Although the APA did remove homosexuality from it’s official diagnostic manual, the stain it leaves on lesbian and gay history will forever remain. These are only a few instances of grim lesbian history, but what I want to highlight now is lesbian triumph.

In the midst of one of the dakrest periods of gay history, the AIDS epidemic, lesbian “blood sisters” cared for HIV+ gay men in masses, reconciling the bit of animosity they had toward each other during the time. 

When many people were scared to even touch people with AIDS due to the mass hysteria and panic surrounding its unknown spread, groups of lesbians were coming together to tend to gay men dying of AIDS. They were donating blood and campaigning for research and treatments when medicine and even the government turned a blind eye to what was believed to be a “gay plague.” 

The compassion and solidarity lesbians showed during this terror-stricken period led to the L coming first in the LGBT community namesake. 

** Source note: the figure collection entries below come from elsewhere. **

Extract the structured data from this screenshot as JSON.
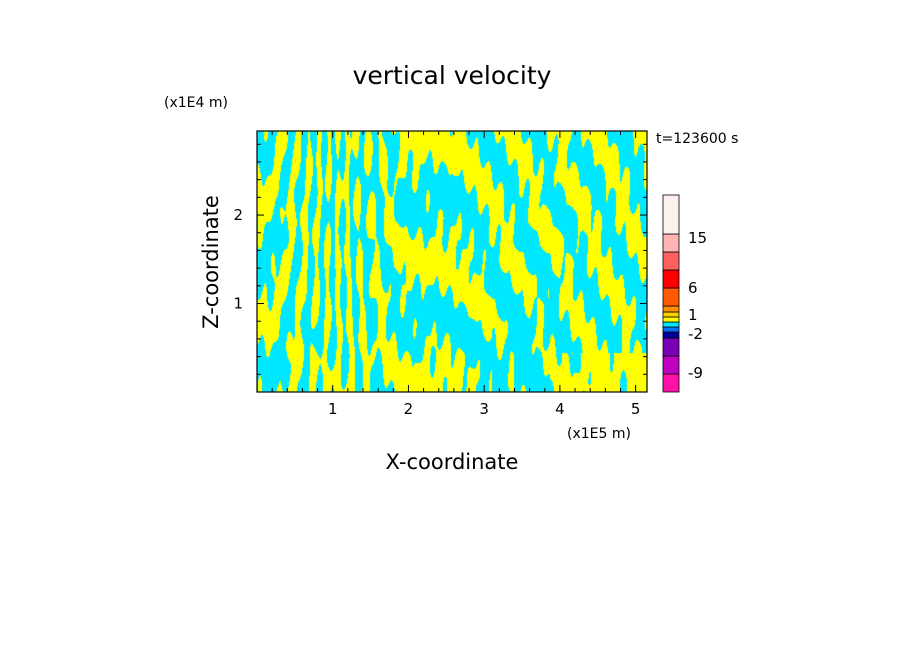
{
  "chart_data": {
    "type": "heatmap",
    "title": "vertical velocity",
    "xlabel": "X-coordinate",
    "ylabel": "Z-coordinate",
    "x_unit": "(x1E5 m)",
    "y_unit": "(x1E4 m)",
    "time_label": "t=123600 s",
    "xlim": [
      0,
      5.15
    ],
    "ylim": [
      0,
      2.95
    ],
    "x_ticks": [
      1,
      2,
      3,
      4,
      5
    ],
    "y_ticks": [
      1,
      2
    ],
    "grid": false,
    "colorbar": {
      "levels": [
        {
          "color": "#ff10a8"
        },
        {
          "color": "#c000c0"
        },
        {
          "color": "#7a00b8"
        },
        {
          "color": "#0000a0"
        },
        {
          "color": "#0070ff"
        },
        {
          "color": "#00e8ff"
        },
        {
          "color": "#ffff00"
        },
        {
          "color": "#ffd000"
        },
        {
          "color": "#ff9000"
        },
        {
          "color": "#ff5a00"
        },
        {
          "color": "#ff0000"
        },
        {
          "color": "#ff6060"
        },
        {
          "color": "#ffb4b4"
        },
        {
          "color": "#fff0f0"
        }
      ],
      "tick_labels": [
        "-9",
        "-2",
        "1",
        "6",
        "15"
      ]
    },
    "field_colors": {
      "positive": "#ffff00",
      "negative": "#00e8ff"
    }
  }
}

Throughout time lesbians have been a beacon of strength, compassion and power. Just recently in 2012 Senator Tammy Baldwin was elected as the first openly lesbian member elected to the Senate. During her term in Congress, she proved to be a strong advocate against bullying and suicide among LGBT youth. She helped push legislation condemning hate crimes and fought for marriage equality. 

This lesbian visibility week I had the pleasure of exploring some facts that make me proud to be a lesbian. If anyone else may be struggling with their identity, I hope this article can serve as a source of pride, and of course, visibility.